Es ist kurz nach sechs Uhr morgens, und der Wecker auf dem Nachttisch klingelt bereits seit geraumer Zeit, als der junge Agent sich seufzend umdreht, um den Störenfried endlich zum Schweigen zu bringen. Im gleichen Moment lässt er sich zurück in sein Kissen fallen, schließt erneut die Augen und fährt erst eine Viertelstunde später erschrocken wieder hoch. „Verdammt, es ist Samstag“, schimpft er leise vor sich hin, während er aus dem Bett springt, seine Klamotten heraussucht und unter die Dusche hastet.

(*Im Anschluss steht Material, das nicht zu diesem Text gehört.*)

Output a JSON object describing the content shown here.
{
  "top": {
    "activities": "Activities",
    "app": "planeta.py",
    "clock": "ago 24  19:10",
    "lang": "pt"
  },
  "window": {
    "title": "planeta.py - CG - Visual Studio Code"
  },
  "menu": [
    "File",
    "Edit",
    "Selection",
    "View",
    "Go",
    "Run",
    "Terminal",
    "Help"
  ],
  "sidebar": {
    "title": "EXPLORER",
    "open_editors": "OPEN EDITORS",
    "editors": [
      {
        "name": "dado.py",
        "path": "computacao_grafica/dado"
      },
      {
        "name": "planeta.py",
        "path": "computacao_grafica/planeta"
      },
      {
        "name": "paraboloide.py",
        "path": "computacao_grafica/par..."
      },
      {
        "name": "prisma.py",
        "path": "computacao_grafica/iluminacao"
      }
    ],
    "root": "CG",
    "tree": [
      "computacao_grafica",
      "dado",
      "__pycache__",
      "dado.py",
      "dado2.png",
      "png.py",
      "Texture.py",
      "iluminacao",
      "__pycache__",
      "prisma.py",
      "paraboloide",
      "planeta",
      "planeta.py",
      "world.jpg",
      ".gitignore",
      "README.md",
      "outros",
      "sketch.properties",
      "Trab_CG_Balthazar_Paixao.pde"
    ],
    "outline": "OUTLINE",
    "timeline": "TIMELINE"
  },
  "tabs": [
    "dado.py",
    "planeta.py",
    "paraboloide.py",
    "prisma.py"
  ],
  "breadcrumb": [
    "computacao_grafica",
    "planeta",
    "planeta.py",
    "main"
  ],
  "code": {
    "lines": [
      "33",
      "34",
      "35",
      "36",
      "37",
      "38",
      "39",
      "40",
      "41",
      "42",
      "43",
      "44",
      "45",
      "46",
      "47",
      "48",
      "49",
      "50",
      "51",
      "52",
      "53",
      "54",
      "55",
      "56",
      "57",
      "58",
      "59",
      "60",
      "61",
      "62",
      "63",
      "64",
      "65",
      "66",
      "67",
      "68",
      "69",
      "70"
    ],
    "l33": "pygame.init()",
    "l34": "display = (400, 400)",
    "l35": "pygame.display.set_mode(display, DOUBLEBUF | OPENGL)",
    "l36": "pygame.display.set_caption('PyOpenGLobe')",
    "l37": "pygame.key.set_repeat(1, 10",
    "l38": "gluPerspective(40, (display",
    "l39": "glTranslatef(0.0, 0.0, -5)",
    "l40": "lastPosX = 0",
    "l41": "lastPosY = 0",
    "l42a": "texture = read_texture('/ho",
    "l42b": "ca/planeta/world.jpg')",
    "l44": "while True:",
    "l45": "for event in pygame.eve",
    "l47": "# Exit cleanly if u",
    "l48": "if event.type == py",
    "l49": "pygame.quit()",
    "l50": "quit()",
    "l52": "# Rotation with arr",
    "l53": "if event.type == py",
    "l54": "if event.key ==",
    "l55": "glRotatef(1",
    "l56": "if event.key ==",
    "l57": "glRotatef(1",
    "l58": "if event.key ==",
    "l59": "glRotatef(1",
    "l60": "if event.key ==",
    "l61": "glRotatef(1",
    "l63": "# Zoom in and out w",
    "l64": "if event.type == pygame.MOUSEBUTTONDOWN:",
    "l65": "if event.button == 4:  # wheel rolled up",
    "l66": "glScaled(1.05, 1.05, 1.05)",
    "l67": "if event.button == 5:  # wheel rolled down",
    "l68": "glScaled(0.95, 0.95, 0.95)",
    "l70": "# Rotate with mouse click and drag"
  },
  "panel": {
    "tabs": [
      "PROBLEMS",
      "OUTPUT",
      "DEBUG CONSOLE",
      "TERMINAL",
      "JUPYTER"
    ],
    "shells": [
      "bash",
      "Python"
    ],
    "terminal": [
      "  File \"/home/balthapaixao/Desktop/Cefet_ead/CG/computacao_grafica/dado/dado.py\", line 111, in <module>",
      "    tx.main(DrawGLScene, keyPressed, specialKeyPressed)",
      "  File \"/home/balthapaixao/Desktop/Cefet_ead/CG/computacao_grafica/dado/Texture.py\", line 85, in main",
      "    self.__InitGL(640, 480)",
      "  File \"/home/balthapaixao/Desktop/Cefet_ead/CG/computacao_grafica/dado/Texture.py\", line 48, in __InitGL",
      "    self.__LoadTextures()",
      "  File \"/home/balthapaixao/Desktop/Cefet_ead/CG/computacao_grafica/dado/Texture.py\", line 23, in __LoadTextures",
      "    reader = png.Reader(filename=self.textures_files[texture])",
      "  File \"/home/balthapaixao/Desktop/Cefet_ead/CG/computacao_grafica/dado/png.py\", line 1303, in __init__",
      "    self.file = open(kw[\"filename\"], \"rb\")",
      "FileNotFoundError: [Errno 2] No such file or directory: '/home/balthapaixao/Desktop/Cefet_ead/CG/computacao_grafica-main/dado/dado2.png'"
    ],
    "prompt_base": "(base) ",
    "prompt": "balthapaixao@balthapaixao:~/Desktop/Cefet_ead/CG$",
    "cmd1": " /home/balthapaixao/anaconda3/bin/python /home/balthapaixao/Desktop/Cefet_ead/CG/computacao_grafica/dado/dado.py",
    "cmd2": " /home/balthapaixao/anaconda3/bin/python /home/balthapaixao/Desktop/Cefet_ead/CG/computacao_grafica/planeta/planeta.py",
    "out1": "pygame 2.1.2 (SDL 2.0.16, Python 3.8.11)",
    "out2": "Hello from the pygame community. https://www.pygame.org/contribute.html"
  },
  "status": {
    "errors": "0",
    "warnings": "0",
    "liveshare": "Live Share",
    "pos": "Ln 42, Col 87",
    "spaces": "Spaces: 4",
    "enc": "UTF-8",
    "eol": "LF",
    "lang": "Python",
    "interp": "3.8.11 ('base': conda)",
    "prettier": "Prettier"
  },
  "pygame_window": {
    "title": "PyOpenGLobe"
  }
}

Fünf nach Sieben öffnet sich die Fahrstuhltür zum Squad Room des NCIS-Headquarters mit einem leisen Pling, ein gehetzter Special Agent tritt heraus und eilt auf seinen Schreibtisch zu. „DiNozzo!“, die wütende Stimme lässt den Angesprochenen in seiner Bewegung innehalten, ehe er sich zu seinem Vorgesetzten umdreht. „Du kommst schon wieder zu spät.“ Der junge Mann versucht sich zu rechtfertigen: „Ich bin in einen Stau geraten, und außerdem waren es nur fünf Minuten.“ Ein finsterer Blick hält ihn von einem weiteren Erklärungsversuch ab, und er setzt sich genervt auf seinen Schreibtischstuhl: „Es ist Samstag, und wir müssen arbeiten.“ Und dieser würde wohl sehr lang und stressig werden, zumal Gibbs in letzter Zeit nicht die beste Laune hatte. Schon seit einigen Wochen bearbeiteten sie verzweifelt verschiedene seltsame Mordfälle, und immer mehr erhärtet sich der Verdacht, dass sie es mit einem Serientäter zu tun haben. „Da wir ja endlich vollzählig sind, können wir los“, mit diesen Worten reißt der Chefermittler seinen ranghöchsten Agenten aus seinen Gedanken und läuft zielstrebig auf die Treppe zur oberen Etage zu. Tony wirft seinen Kollegen einen fragenden Blick zu, doch nachdem er nur ein unwissendes Schulterzucken als Antwort erhält, springen die drei auf und hasten ihrem Boss hinterher.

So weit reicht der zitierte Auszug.